A New Structural Similarity Measure: Clustering of Multi-Structured Documents

( Vol-3,Issue-6,June 2017 )

Author(s): Ali Idarrou

Page No: 681-689
DOI: 10.24001/ijaems.3.6.11


multimedia document, structural clustering, structural similarity measure.


This paper is part of the continuity of our work on the structural clustering of multi-structured multimedia documents. One of the major problems of our work is how to compare two multi-structured documents, and therefore to compare document structures to be able to identify the resemblances between structures and transformation rules of a structure to another (evaluation of a processing cost). We have defined a new structural similarity measure for identifying common substructures in two multimedia documents, taking into account constraints of such documents (relations between components, order of components, etc).
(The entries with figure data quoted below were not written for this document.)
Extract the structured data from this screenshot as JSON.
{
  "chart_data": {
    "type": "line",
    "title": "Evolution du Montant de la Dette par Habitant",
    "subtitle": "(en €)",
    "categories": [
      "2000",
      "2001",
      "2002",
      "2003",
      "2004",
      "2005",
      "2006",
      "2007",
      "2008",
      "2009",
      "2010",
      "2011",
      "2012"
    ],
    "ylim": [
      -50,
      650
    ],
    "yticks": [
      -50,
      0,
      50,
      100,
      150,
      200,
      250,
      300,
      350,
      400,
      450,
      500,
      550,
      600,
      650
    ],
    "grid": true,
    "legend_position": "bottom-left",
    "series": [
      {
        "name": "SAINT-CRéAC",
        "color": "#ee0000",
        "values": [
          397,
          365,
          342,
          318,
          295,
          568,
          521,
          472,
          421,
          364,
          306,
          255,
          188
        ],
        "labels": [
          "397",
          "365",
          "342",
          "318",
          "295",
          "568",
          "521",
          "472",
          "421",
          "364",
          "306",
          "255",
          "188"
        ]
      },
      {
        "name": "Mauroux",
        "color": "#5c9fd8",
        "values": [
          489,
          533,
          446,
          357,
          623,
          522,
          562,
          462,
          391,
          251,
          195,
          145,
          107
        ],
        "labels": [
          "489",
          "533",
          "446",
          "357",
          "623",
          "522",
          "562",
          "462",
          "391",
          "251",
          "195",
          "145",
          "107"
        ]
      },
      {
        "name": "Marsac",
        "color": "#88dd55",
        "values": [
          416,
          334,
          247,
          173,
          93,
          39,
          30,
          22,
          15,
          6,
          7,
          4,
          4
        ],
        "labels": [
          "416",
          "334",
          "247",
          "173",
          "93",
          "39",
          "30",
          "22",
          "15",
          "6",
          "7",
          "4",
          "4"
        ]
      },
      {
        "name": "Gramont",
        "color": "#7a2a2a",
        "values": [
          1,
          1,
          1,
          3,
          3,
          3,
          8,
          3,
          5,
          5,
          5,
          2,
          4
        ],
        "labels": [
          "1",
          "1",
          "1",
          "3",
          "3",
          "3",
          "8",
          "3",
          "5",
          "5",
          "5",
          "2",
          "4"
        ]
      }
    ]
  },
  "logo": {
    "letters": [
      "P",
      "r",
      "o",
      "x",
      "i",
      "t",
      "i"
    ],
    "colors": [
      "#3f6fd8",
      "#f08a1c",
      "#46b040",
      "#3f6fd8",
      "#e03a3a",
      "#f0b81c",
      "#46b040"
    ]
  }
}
In our previous work, we have studied the impact of the sub-process of "filtering" of our clustering process on the quality of the generated classes. In this work, we describe the sub-processes of transformation of a structure to another and we propose a measure for evaluating the cost of a structural transformation. We evaluate our approach on a corpus of documents extracted randomly from the INEX 2007 corpus and a corpus composed of the notices of books (in XML format) from the library of the Toulouse 1 Capitole University.